In welcoming the virtual group, co-organizer Sam Scarpino, an assistant professor in network science at Northwestern University and former SFI post-doc, noted one of the reasons for the gathering was: "Santa Fe is a very special place for meetings like this. Since the early 1980s, it has been a hub of complexity science gathering researchers across the disciplines to tackle some of the world's most challenging problems, one of which is pandemics; pandemics both from the sense of trying to understand their ecology, their evolution, their population dynamics, their epidemiology, but also to understand the feedback on our economies, on our global societies, on our mental and physical well being."
To that end, the scientists are working on how to approach the myriad challenges we will all face after this first wave.
For similar reasons, SFI also has launched a new article series titled "Transmissions" intended to introduce "ideas from complexity science [including] why systems collapse, the nature of an evolving virus and its ecology, how networks spread disease and economic instability, the mathematics of modeling outbreaks, the way decision-making modifies disease spread, and many other ideas that touch on the disease," SFI President David Krakauer writes in his introduction.
Two batches of these articles include scientists considering timely topics such as how to reduce mortality from COVID-19 while easing "economic decline" and one that examines and argues for the use of disease modeling in guiding policy (and as an added bonus, I am sure by the time I finish reading and understanding many of these essays, we will definitely be over the peak…it may even be next year).
Ever the English major, I gravitated toward first reading a piece by SFI Davis Professor of Complexity Melanie Mitchell (also a professor of Computer Science at Portland State University who lectured in Santa Fe last year on artificial intelligence).
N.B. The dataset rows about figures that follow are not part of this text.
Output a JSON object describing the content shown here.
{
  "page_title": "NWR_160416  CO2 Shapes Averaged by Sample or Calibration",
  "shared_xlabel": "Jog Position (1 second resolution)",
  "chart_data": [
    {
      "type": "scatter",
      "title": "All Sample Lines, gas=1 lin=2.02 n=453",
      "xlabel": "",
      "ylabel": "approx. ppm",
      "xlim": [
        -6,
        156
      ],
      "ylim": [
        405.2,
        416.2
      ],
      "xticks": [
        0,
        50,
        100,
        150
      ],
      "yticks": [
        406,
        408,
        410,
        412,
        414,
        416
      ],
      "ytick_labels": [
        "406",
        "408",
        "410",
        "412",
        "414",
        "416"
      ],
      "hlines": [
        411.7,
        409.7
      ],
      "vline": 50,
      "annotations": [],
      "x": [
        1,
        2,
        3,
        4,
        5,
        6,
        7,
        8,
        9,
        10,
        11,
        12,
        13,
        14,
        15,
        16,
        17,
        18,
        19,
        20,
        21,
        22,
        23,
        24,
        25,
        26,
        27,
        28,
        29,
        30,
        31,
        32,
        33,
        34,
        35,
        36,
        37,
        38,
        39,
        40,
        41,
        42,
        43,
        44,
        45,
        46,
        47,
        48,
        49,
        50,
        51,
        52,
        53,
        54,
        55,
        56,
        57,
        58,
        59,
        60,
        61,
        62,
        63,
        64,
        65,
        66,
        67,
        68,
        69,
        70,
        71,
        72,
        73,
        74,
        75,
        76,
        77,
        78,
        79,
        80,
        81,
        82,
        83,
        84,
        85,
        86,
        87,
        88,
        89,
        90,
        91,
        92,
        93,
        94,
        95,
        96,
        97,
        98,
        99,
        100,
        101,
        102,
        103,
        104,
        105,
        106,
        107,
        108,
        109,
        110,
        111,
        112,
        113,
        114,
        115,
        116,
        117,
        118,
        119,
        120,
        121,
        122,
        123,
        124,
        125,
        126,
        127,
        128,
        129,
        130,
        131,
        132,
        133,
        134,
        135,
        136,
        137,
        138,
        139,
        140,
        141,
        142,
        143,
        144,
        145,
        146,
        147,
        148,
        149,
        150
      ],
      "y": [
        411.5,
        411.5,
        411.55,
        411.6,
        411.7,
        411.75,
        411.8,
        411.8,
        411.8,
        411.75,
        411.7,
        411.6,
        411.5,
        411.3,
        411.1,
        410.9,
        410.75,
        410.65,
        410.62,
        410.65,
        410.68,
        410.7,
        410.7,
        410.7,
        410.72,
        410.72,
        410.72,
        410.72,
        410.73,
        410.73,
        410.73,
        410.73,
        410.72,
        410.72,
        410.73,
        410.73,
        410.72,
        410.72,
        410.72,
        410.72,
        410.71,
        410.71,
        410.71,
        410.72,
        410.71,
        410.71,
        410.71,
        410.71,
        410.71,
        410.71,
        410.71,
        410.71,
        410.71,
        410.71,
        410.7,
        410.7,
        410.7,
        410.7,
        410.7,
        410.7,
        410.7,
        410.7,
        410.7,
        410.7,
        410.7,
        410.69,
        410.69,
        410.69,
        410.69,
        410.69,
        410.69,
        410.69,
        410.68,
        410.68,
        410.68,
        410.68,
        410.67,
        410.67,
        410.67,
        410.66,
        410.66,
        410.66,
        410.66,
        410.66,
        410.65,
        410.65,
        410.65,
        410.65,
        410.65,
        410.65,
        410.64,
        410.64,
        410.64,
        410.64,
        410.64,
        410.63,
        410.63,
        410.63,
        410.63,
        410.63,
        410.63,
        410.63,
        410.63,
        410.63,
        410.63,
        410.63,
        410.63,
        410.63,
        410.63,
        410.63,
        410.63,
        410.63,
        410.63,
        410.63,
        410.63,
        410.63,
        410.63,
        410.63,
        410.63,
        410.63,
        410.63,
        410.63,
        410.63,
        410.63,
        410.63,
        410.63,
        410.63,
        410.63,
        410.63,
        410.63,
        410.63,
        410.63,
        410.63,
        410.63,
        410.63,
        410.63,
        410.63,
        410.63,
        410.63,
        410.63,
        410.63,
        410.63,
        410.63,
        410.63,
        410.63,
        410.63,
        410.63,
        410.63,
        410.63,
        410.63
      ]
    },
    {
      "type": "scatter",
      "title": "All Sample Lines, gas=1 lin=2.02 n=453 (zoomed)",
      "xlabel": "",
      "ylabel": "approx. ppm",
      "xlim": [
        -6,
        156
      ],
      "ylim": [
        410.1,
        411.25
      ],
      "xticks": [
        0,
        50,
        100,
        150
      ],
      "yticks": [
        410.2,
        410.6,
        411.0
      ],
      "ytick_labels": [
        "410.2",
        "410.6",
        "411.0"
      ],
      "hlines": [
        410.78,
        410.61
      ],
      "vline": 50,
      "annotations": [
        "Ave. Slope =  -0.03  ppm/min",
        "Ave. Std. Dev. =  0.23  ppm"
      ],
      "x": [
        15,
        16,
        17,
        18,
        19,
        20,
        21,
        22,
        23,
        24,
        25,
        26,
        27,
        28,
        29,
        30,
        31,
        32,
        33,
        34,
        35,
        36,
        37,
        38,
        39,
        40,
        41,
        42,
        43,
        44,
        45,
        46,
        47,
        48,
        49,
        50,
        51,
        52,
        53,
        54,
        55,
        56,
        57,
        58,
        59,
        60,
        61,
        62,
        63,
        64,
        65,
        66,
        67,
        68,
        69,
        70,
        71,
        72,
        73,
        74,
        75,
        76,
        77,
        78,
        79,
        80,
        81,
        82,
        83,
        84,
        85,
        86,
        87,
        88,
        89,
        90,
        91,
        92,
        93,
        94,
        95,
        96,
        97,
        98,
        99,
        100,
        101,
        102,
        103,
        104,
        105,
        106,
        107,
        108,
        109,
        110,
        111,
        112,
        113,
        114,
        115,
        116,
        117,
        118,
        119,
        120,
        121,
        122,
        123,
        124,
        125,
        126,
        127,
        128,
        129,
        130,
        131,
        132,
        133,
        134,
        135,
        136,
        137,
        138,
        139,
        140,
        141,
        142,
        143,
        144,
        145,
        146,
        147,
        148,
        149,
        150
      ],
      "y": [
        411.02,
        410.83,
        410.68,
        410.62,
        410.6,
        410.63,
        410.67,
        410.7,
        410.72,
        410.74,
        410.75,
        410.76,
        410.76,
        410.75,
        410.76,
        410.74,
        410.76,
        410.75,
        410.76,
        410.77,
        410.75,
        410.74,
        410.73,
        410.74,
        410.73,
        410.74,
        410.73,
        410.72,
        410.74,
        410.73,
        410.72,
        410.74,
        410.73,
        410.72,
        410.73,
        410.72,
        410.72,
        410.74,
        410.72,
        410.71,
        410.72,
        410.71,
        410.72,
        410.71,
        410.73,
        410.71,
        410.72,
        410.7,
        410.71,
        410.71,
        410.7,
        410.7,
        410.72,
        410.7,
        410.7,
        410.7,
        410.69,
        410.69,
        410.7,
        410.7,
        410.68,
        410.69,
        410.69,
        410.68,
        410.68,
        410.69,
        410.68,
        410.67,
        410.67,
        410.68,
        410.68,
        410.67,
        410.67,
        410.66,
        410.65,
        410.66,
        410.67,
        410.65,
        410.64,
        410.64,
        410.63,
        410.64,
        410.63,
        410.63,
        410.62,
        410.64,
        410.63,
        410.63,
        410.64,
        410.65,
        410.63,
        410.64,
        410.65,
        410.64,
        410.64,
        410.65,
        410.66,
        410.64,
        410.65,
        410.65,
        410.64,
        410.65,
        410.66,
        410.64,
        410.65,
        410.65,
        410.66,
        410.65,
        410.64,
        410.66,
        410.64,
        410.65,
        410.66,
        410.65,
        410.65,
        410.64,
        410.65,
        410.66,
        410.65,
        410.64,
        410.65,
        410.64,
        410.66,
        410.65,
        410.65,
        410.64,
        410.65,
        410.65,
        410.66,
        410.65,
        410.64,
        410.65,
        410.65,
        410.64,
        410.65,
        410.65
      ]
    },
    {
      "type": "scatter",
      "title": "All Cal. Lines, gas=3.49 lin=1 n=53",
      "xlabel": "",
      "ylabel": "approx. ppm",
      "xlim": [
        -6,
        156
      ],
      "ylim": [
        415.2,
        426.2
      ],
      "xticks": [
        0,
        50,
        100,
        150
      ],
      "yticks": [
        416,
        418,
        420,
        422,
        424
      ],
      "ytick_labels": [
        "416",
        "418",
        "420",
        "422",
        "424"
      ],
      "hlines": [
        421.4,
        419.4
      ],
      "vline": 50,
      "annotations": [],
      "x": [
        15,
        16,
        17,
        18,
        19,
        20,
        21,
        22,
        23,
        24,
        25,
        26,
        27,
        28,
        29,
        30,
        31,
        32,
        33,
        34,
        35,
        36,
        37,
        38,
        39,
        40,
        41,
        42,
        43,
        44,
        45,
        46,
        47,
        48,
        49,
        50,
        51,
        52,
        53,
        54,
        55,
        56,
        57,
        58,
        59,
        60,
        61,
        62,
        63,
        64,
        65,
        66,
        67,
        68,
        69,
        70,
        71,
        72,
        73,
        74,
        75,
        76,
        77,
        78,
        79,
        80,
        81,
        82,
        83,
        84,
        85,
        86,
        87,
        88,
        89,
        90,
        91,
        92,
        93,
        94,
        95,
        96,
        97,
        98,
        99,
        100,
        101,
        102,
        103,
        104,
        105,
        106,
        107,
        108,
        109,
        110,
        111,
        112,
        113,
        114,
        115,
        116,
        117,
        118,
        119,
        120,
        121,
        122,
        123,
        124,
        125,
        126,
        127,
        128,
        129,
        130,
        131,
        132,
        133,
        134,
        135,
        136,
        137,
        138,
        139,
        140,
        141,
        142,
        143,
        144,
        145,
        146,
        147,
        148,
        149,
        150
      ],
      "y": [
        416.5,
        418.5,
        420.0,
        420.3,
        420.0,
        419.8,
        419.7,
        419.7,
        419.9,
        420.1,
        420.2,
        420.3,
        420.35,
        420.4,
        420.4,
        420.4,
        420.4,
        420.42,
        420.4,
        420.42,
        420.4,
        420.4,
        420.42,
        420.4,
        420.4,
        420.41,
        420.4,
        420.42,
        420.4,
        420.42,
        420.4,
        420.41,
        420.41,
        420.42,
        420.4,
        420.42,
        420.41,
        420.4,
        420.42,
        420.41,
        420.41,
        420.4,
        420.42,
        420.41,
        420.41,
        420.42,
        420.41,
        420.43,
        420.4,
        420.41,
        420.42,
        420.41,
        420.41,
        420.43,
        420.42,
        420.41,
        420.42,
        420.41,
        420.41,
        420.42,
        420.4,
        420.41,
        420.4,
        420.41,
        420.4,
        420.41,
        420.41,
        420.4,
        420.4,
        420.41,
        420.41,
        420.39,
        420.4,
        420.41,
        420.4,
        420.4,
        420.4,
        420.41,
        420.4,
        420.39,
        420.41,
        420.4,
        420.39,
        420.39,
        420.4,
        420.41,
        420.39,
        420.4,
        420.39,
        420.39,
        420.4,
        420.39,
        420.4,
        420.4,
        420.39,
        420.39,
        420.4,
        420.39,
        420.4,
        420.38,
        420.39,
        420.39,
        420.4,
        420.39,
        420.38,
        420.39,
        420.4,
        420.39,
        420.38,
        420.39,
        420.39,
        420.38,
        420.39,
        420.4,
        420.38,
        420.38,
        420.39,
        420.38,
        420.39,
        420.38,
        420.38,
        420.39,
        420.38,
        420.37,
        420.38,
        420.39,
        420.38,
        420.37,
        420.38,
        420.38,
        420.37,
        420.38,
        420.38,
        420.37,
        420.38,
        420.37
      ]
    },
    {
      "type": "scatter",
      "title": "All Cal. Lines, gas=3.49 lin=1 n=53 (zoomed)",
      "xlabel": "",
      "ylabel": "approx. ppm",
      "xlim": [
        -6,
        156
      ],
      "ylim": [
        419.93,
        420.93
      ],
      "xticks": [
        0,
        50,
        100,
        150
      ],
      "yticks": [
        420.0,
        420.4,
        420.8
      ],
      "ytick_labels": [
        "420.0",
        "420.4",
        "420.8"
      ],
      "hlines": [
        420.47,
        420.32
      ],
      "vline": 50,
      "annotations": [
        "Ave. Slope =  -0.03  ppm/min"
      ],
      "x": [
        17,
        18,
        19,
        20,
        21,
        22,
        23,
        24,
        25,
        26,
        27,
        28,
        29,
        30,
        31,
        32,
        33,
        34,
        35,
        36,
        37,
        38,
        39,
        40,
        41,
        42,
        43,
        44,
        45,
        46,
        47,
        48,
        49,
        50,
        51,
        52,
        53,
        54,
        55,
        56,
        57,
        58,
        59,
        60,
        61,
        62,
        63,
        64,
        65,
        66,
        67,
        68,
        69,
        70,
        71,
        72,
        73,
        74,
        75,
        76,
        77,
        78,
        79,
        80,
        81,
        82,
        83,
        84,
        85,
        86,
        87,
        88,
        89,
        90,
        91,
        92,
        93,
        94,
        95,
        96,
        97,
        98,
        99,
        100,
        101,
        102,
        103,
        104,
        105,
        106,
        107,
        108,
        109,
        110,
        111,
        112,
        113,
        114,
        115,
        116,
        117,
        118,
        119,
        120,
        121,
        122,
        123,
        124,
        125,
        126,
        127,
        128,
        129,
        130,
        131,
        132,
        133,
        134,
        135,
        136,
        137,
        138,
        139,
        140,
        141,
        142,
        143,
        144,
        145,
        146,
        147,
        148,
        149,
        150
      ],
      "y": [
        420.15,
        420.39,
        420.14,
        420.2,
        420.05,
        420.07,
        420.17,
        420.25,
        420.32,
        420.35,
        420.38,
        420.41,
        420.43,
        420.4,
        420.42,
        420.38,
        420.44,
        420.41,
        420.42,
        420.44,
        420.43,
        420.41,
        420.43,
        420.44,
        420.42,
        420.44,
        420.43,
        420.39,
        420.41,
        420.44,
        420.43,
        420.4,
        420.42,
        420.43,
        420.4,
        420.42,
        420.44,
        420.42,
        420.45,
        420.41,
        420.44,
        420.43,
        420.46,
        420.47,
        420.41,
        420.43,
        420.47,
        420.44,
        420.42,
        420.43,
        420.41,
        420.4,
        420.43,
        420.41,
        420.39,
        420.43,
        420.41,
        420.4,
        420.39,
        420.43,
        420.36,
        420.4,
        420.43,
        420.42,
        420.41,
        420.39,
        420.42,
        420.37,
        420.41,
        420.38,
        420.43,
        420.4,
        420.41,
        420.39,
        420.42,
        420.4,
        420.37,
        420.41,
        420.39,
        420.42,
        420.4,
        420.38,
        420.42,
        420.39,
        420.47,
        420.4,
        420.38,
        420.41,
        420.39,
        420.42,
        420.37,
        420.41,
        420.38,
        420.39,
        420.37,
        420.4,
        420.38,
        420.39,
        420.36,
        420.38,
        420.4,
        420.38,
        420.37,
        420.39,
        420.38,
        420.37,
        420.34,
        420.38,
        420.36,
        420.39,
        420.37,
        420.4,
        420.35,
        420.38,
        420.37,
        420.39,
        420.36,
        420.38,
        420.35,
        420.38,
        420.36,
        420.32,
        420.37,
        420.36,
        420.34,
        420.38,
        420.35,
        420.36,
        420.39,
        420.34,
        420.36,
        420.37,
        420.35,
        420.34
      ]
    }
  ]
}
Mitchell writes:
"The way people conceptualize a situation drives their behavior in that situation. This means that the analogies we use to make sense of new situations can be powerful forces—for better or worse—in determining how we act."
I thought of Mitchell's essay as I reluctantly turned, again, to looking at some of the more disturbing posts I'd seen in the last week postulating various pandemic conspiracies (none of which I am going to repeat here). I looked for analogies but mostly found metaphors and hyperbole: "lab rats," "rabbit holes" and "villain class," for example.
I wondered why I found irrational paranoia more worrisome than the actually worrisome data scientists such as Meyers are producing.
The answer, of course, is simple. Science will lead to solutions; conspiracy theories, by design, will lead nowhere.